Designs which are solving problems are always adorable
UX design, although is similar to traditional design in a lot of ways, is still a young emerging field. It’s an amalgamation of a lot of things that have come before it. Imagine the older days of computing. There were people whose job was to think about human factors while using machines to do the computation. The hardware was huge and complex with a lot of buttons to remember and operate.
People who were designing the first operating systems were coming from research backgrounds with expertise in human factors. They were trying to understand humans and machines together, to design the most viable human-computer interface. For instance, drag and move; that looks so simple in retrospect now, wouldn’t have existed if some designer wouldn’t have thought how to make things simple for users. Without design thinking, we might all have to train our minds to be like computers, to operate a computer. That sounds quite a lot of work, and wouldn’t have allowed the enormous information and communication technology to be developed at such a large scale.
Later, in the journey of technological advancements, came onboard graphic designers. Visual artists have great insight into human psychology. They brought this knowledge in graphic design and have been evolving with time since then. Natural selection works here too; the collective consciousness of users decide what design should sustain and what should perish. A successful designer will do all the possible iterations to ensure he/she is getting the right one for the users. This iterative process is not just limited to the visual aspect, but the overall design of a product. Technology becomes usable and convenient for a common user because of design thinking.

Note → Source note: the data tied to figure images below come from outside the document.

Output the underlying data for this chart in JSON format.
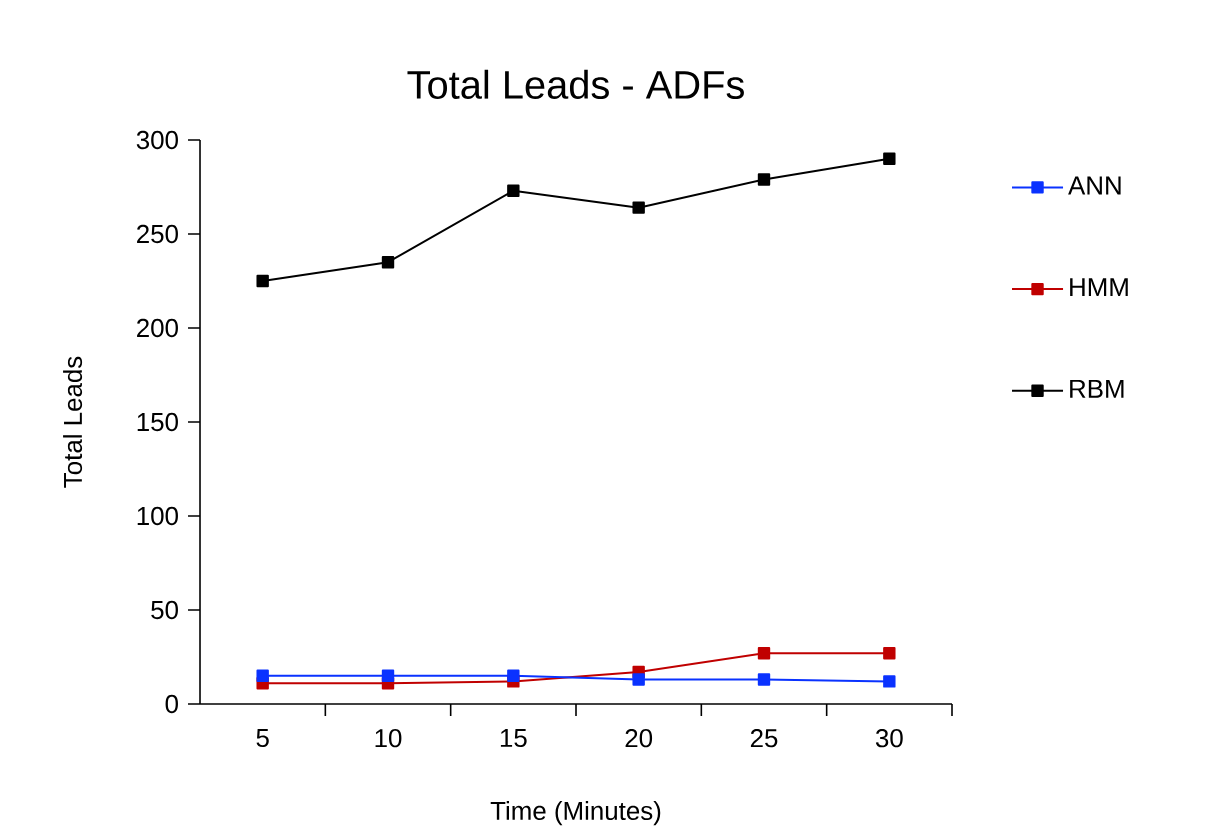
{
  "chart_data": {
    "type": "line",
    "title": "Total Leads - ADFs",
    "xlabel": "Time (Minutes)",
    "ylabel": "Total Leads",
    "x": [
      5,
      10,
      15,
      20,
      25,
      30
    ],
    "series": [
      {
        "name": "ANN",
        "color": "#0a32ff",
        "values": [
          15,
          15,
          15,
          13,
          13,
          12
        ]
      },
      {
        "name": "HMM",
        "color": "#c00000",
        "values": [
          11,
          11,
          12,
          17,
          27,
          27
        ]
      },
      {
        "name": "RBM",
        "color": "#000000",
        "values": [
          225,
          235,
          273,
          264,
          279,
          290
        ]
      }
    ],
    "xlim": [
      2.5,
      32.5
    ],
    "ylim": [
      0,
      300
    ],
    "xticks": [
      5,
      10,
      15,
      20,
      25,
      30,
      {
        "value": 7.5,
        "label": null
      },
      {
        "value": 12.5,
        "label": null
      },
      {
        "value": 17.5,
        "label": null
      },
      {
        "value": 22.5,
        "label": null
      },
      {
        "value": 27.5,
        "label": null
      },
      {
        "value": 32.5,
        "label": null
      }
    ],
    "yticks": [
      0,
      50,
      100,
      150,
      200,
      250,
      300
    ],
    "marker": "square",
    "legend": "right",
    "grid": false
  }
}
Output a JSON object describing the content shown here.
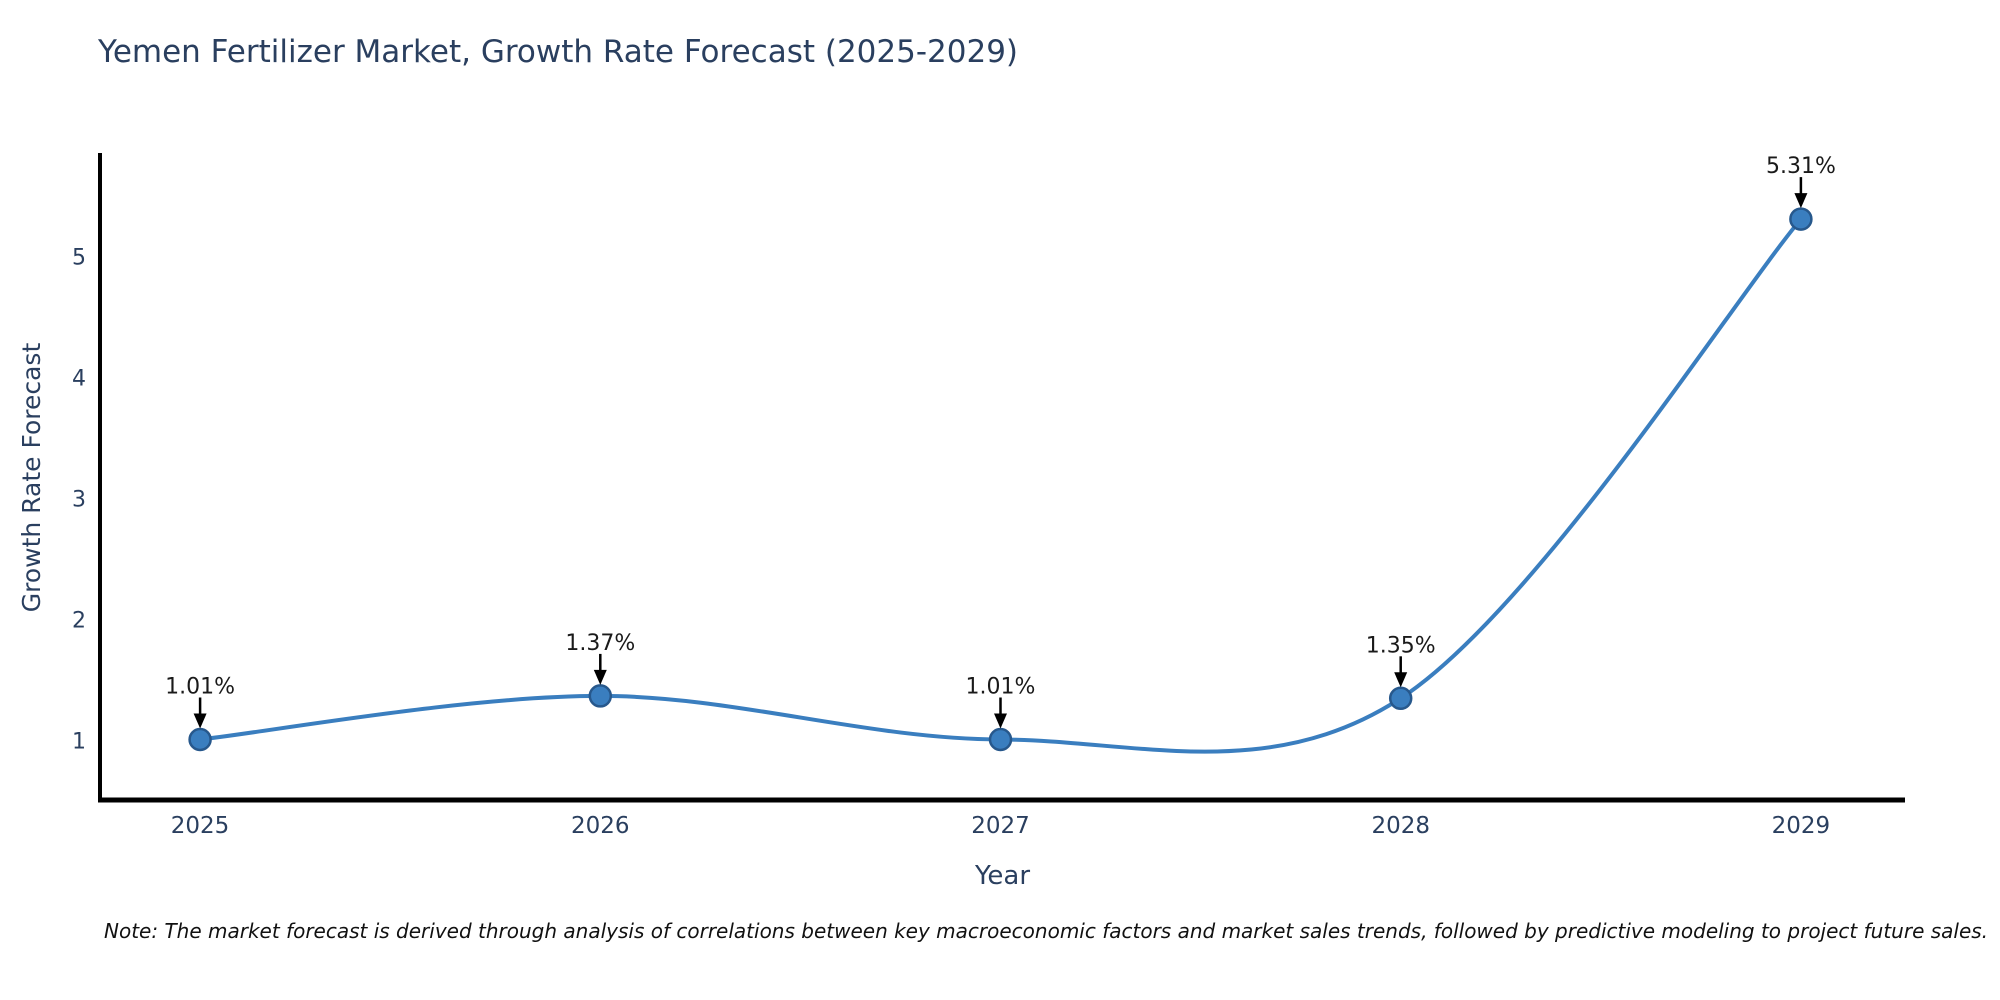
{
  "note": "Note: The market forecast is derived through analysis of correlations between key macroeconomic factors and market sales trends, followed by predictive modeling to project future sales.",
  "chart_data": {
    "type": "line",
    "title": "Yemen Fertilizer Market, Growth Rate Forecast (2025-2029)",
    "xlabel": "Year",
    "ylabel": "Growth Rate Forecast",
    "x": [
      2025,
      2026,
      2027,
      2028,
      2029
    ],
    "categories": [
      "2025",
      "2026",
      "2027",
      "2028",
      "2029"
    ],
    "values": [
      1.01,
      1.37,
      1.01,
      1.35,
      5.31
    ],
    "point_labels": [
      "1.01%",
      "1.37%",
      "1.01%",
      "1.35%",
      "5.31%"
    ],
    "yticks": [
      1,
      2,
      3,
      4,
      5
    ],
    "xlim": [
      2024.75,
      2029.26
    ],
    "ylim": [
      0.51,
      5.84
    ],
    "grid": false,
    "legend": "none",
    "line_shape": "spline"
  },
  "colors": {
    "line": "#3a7ebf",
    "marker_fill": "#3a7ebf",
    "marker_edge": "#27588c",
    "axis_text": "#2a3f5f",
    "annotation_text": "#1a1a1a",
    "spine": "#000000",
    "arrow": "#000000",
    "background": "#ffffff"
  }
}
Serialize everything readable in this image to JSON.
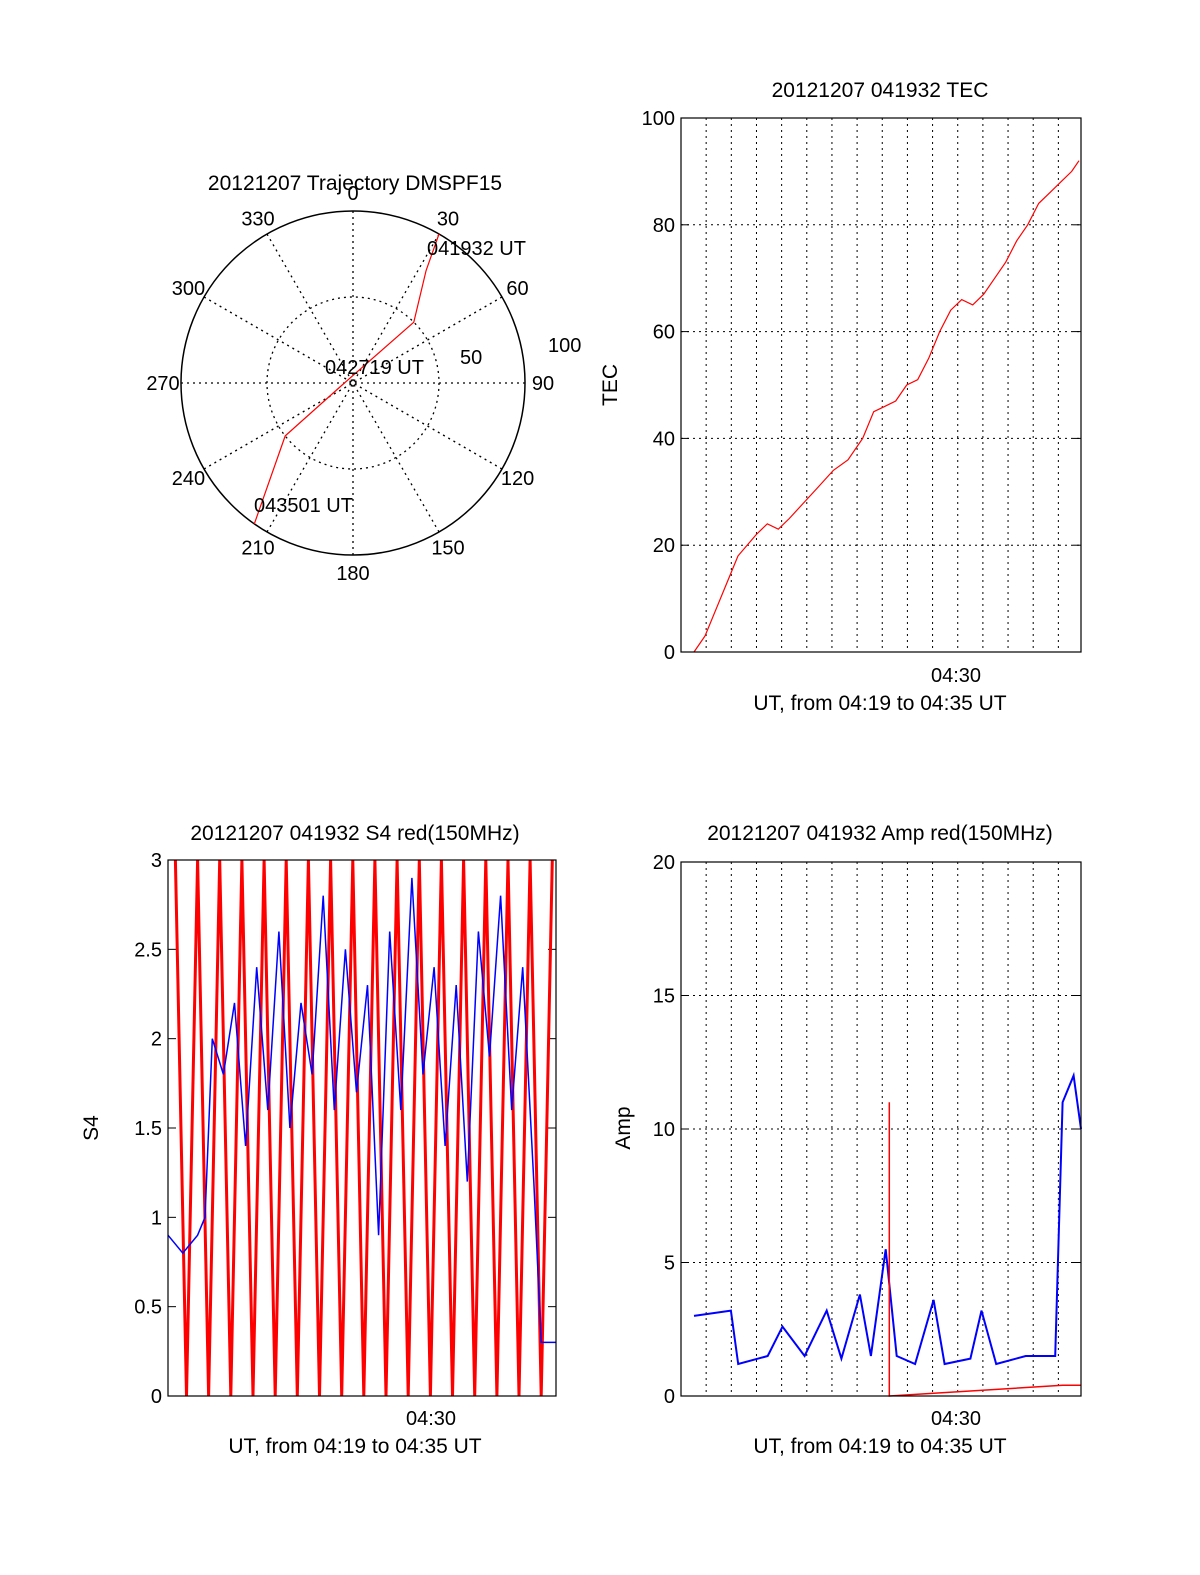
{
  "chart_data": [
    {
      "type": "polar",
      "title": "20121207 Trajectory DMSPF15",
      "angle_labels": [
        "0",
        "30",
        "60",
        "90",
        "120",
        "150",
        "180",
        "210",
        "240",
        "270",
        "300",
        "330"
      ],
      "radial_labels": [
        "50",
        "100"
      ],
      "annotations": [
        "041932 UT",
        "042719 UT",
        "043501 UT"
      ],
      "series": [
        {
          "color": "#ff0000",
          "points": [
            {
              "az": 30,
              "zen": 100
            },
            {
              "az": 33,
              "zen": 78
            },
            {
              "az": 45,
              "zen": 50
            },
            {
              "az": 270,
              "zen": 5
            },
            {
              "az": 232,
              "zen": 50
            },
            {
              "az": 215,
              "zen": 100
            }
          ]
        }
      ]
    },
    {
      "type": "line",
      "title": "20121207 041932 TEC",
      "xlabel": "UT, from 04:19 to 04:35 UT",
      "ylabel": "TEC",
      "ylim": [
        0,
        100
      ],
      "yticks": [
        "0",
        "20",
        "40",
        "60",
        "80",
        "100"
      ],
      "xtick_label": "04:30",
      "series": [
        {
          "color": "#ff0000",
          "points": [
            [
              0.0,
              0
            ],
            [
              0.3,
              3
            ],
            [
              0.6,
              8
            ],
            [
              0.9,
              13
            ],
            [
              1.2,
              18
            ],
            [
              1.7,
              22
            ],
            [
              2.0,
              24
            ],
            [
              2.3,
              23
            ],
            [
              2.6,
              25
            ],
            [
              3.0,
              28
            ],
            [
              3.4,
              31
            ],
            [
              3.8,
              34
            ],
            [
              4.2,
              36
            ],
            [
              4.6,
              40
            ],
            [
              4.9,
              45
            ],
            [
              5.2,
              46
            ],
            [
              5.5,
              47
            ],
            [
              5.8,
              50
            ],
            [
              6.1,
              51
            ],
            [
              6.4,
              55
            ],
            [
              6.7,
              60
            ],
            [
              7.0,
              64
            ],
            [
              7.3,
              66
            ],
            [
              7.6,
              65
            ],
            [
              7.9,
              67
            ],
            [
              8.2,
              70
            ],
            [
              8.5,
              73
            ],
            [
              8.8,
              77
            ],
            [
              9.1,
              80
            ],
            [
              9.4,
              84
            ],
            [
              9.7,
              86
            ],
            [
              10.0,
              88
            ],
            [
              10.3,
              90
            ],
            [
              10.5,
              92
            ]
          ]
        }
      ]
    },
    {
      "type": "line",
      "title": "20121207 041932 S4 red(150MHz)",
      "xlabel": "UT, from 04:19 to 04:35 UT",
      "ylabel": "S4",
      "ylim": [
        0,
        3
      ],
      "yticks": [
        "0",
        "0.5",
        "1",
        "1.5",
        "2",
        "2.5",
        "3"
      ],
      "xtick_label": "04:30",
      "series": [
        {
          "color": "#ff0000",
          "points": [
            [
              0.2,
              3
            ],
            [
              0.5,
              0
            ],
            [
              0.8,
              3
            ],
            [
              1.1,
              0
            ],
            [
              1.4,
              3
            ],
            [
              1.7,
              0
            ],
            [
              2.0,
              3
            ],
            [
              2.3,
              0
            ],
            [
              2.6,
              3
            ],
            [
              2.9,
              0
            ],
            [
              3.2,
              3
            ],
            [
              3.5,
              0
            ],
            [
              3.8,
              3
            ],
            [
              4.1,
              0
            ],
            [
              4.4,
              3
            ],
            [
              4.7,
              0
            ],
            [
              5.0,
              3
            ],
            [
              5.3,
              0
            ],
            [
              5.6,
              3
            ],
            [
              5.9,
              0
            ],
            [
              6.2,
              3
            ],
            [
              6.5,
              0
            ],
            [
              6.8,
              3
            ],
            [
              7.1,
              0
            ],
            [
              7.4,
              3
            ],
            [
              7.7,
              0
            ],
            [
              8.0,
              3
            ],
            [
              8.3,
              0
            ],
            [
              8.6,
              3
            ],
            [
              8.9,
              0
            ],
            [
              9.2,
              3
            ],
            [
              9.5,
              0
            ],
            [
              9.8,
              3
            ],
            [
              10.1,
              0
            ],
            [
              10.4,
              3
            ]
          ]
        },
        {
          "color": "#0000ff",
          "points": [
            [
              0.0,
              0.9
            ],
            [
              0.4,
              0.8
            ],
            [
              0.8,
              0.9
            ],
            [
              1.0,
              1.0
            ],
            [
              1.2,
              2.0
            ],
            [
              1.5,
              1.8
            ],
            [
              1.8,
              2.2
            ],
            [
              2.1,
              1.4
            ],
            [
              2.4,
              2.4
            ],
            [
              2.7,
              1.6
            ],
            [
              3.0,
              2.6
            ],
            [
              3.3,
              1.5
            ],
            [
              3.6,
              2.2
            ],
            [
              3.9,
              1.8
            ],
            [
              4.2,
              2.8
            ],
            [
              4.5,
              1.6
            ],
            [
              4.8,
              2.5
            ],
            [
              5.1,
              1.7
            ],
            [
              5.4,
              2.3
            ],
            [
              5.7,
              0.9
            ],
            [
              6.0,
              2.6
            ],
            [
              6.3,
              1.6
            ],
            [
              6.6,
              2.9
            ],
            [
              6.9,
              1.8
            ],
            [
              7.2,
              2.4
            ],
            [
              7.5,
              1.4
            ],
            [
              7.8,
              2.3
            ],
            [
              8.1,
              1.2
            ],
            [
              8.4,
              2.6
            ],
            [
              8.7,
              1.9
            ],
            [
              9.0,
              2.8
            ],
            [
              9.3,
              1.6
            ],
            [
              9.6,
              2.4
            ],
            [
              9.9,
              1.2
            ],
            [
              10.1,
              0.3
            ],
            [
              10.5,
              0.3
            ]
          ]
        }
      ]
    },
    {
      "type": "line",
      "title": "20121207 041932 Amp red(150MHz)",
      "xlabel": "UT, from 04:19 to 04:35 UT",
      "ylabel": "Amp",
      "ylim": [
        0,
        20
      ],
      "yticks": [
        "0",
        "5",
        "10",
        "15",
        "20"
      ],
      "xtick_label": "04:30",
      "series": [
        {
          "color": "#0000ff",
          "points": [
            [
              0.0,
              3.0
            ],
            [
              1.0,
              3.2
            ],
            [
              1.2,
              1.2
            ],
            [
              2.0,
              1.5
            ],
            [
              2.4,
              2.6
            ],
            [
              3.0,
              1.5
            ],
            [
              3.6,
              3.2
            ],
            [
              4.0,
              1.4
            ],
            [
              4.5,
              3.8
            ],
            [
              4.8,
              1.5
            ],
            [
              5.2,
              5.5
            ],
            [
              5.5,
              1.5
            ],
            [
              6.0,
              1.2
            ],
            [
              6.5,
              3.6
            ],
            [
              6.8,
              1.2
            ],
            [
              7.5,
              1.4
            ],
            [
              7.8,
              3.2
            ],
            [
              8.2,
              1.2
            ],
            [
              9.0,
              1.5
            ],
            [
              9.8,
              1.5
            ],
            [
              10.0,
              11.0
            ],
            [
              10.3,
              12.0
            ],
            [
              10.5,
              10.0
            ]
          ]
        },
        {
          "color": "#ff0000",
          "points": [
            [
              5.3,
              11.0
            ],
            [
              5.3,
              0.0
            ],
            [
              10.0,
              0.4
            ],
            [
              10.5,
              0.4
            ]
          ]
        }
      ]
    }
  ]
}
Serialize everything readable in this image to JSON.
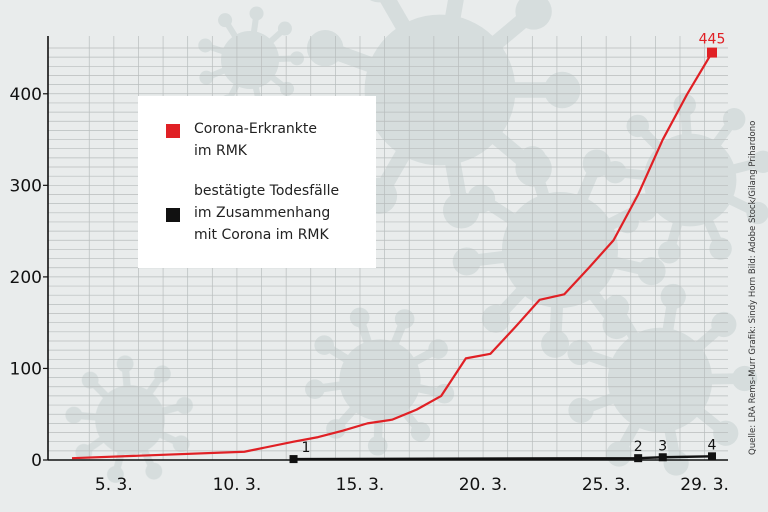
{
  "chart_data": {
    "type": "line",
    "ylim": [
      0,
      450
    ],
    "yticks": [
      0,
      100,
      200,
      300,
      400
    ],
    "x_domain": [
      "3.3.",
      "29.3."
    ],
    "xtick_labels": [
      "5. 3.",
      "10. 3.",
      "15. 3.",
      "20. 3.",
      "25. 3.",
      "29. 3."
    ],
    "grid": true,
    "legend_position": "top-left",
    "series": [
      {
        "name": "Corona-Erkrankte im RMK",
        "color": "#e02025",
        "x": [
          "3.3.",
          "10.3.",
          "12.3.",
          "13.3.",
          "14.3.",
          "15.3.",
          "16.3.",
          "17.3.",
          "18.3.",
          "19.3.",
          "20.3.",
          "21.3.",
          "22.3.",
          "23.3.",
          "24.3.",
          "25.3.",
          "26.3.",
          "27.3.",
          "28.3.",
          "29.3."
        ],
        "values": [
          2,
          9,
          20,
          25,
          32,
          40,
          44,
          55,
          70,
          111,
          116,
          145,
          175,
          181,
          210,
          240,
          290,
          350,
          400,
          445
        ],
        "end_label": "445"
      },
      {
        "name": "bestätigte Todesfälle im Zusammenhang mit Corona im RMK",
        "color": "#111111",
        "x": [
          "12.3.",
          "26.3.",
          "27.3.",
          "29.3."
        ],
        "values": [
          1,
          2,
          3,
          4
        ],
        "point_labels": [
          "1",
          "2",
          "3",
          "4"
        ]
      }
    ]
  },
  "legend": {
    "items": [
      {
        "label_line1": "Corona-Erkrankte",
        "label_line2": "im RMK"
      },
      {
        "label_line1": "bestätigte Todesfälle",
        "label_line2": "im Zusammenhang",
        "label_line3": "mit Corona  im RMK"
      }
    ]
  },
  "credit": "Quelle: LRA Rems-Murr   Grafik: Sindy Horn   Bild: Adobe Stock/Gilang Prihardono"
}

UX Design is an iterative process
Although, there are selective people who make the design decisions, the products that we see are naturally selected. It’s the users who collectively decide, after a lot of trials and errors, what would stay on the screens. When designers sit with a problem to design a solution, it’s never a eureka moment. It’s more about a gradual stimulus of ideas from a lot of quantifiable data, and non-quantifiable observations; and from logically and empathetically analysing every aspect of the possible solution. And certainly, feedback from users helps the design evolve into something that might not have been imagined initially. Thus, design thinking is using multiple iterations for a single refined idea.
Iterations and stand-up comedians: The hard part of being a stand-up comedian is not writing a joke, but to write it again and again until it works. It is an iterative process and involves a lot of work. The comedian tells the same joke in different clubs taking feedback (mostly in the form of waves of laughter and applauses and other forms of emotional reactions), and then reworking to improve it until it gets perfected for the big show (mostly, a show that will go on the internet).
Designing a digital product is somehow similar. There are plenty of areas in a product where designers try out something for a limited audience, and get back data to understand how that audience has used a certain feature, how easy and intuitive was the feature for them. UX Design always existed but the term was never heard until Don Norman defined it.